Debian/Ubuntu would probably want me to move the config file into /etc/ but since the config file is not meant for manual editing, keeping it where it is may make more sense.

Please report any bugs using Github Issues.

If you like, buy me a coffee for those late-night torrentwatch-xa programming stints at Ko-Fi or CoinDrop.

Documentation

See:

  • INSTALL.md for detailed installation steps or important notes if you are upgrading from a prior version.

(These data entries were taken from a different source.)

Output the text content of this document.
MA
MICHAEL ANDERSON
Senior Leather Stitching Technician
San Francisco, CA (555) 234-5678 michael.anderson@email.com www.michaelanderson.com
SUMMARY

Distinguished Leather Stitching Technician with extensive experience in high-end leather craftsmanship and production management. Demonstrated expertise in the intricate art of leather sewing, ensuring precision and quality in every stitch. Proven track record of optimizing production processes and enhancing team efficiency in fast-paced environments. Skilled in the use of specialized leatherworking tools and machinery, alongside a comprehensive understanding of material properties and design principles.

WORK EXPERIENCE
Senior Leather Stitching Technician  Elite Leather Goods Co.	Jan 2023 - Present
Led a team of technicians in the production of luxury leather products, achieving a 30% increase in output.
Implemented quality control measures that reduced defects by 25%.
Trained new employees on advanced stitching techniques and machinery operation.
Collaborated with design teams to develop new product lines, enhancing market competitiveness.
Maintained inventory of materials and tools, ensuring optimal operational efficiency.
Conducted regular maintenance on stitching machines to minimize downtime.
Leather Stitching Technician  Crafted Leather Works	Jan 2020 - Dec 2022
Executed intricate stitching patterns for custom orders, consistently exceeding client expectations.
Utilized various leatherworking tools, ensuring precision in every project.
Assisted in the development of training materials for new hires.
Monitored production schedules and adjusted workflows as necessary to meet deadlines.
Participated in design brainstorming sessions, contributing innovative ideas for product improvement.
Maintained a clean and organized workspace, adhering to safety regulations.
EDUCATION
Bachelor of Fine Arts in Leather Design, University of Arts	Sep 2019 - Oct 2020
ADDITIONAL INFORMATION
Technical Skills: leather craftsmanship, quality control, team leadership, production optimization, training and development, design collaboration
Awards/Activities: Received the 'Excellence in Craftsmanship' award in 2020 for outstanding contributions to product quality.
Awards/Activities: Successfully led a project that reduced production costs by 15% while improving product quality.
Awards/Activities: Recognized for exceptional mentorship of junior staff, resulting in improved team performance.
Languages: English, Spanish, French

  • USAGE.md for usage notes and an explanation of some design decisions.

  • TROUBLESHOOTING.md for detailed troubleshooting steps and explanations of design decisions and common issues.

  • Known bugs are tracked primarily in the TODO.md and CHANGELOG.md files. Tickets in GitHub Issues will remain separate for accountability.

Testing Targets

The main testing targets that I use for development are:

  • Ubuntu 24.04 (PHP 8.3)
  • Ubuntu 20.04 (PHP 7.4)

I was testing on Ubuntu 22.04 (PHP 8.1) for quite a while but upgraded that server to Ubuntu 24.04.

Really, what torrentwatch-xa is affected most by is the PHP version and whether or not a PHP module/library is installed or not, not the OS. All other LINUX distros should work fine so long as they don't modify PHP too much.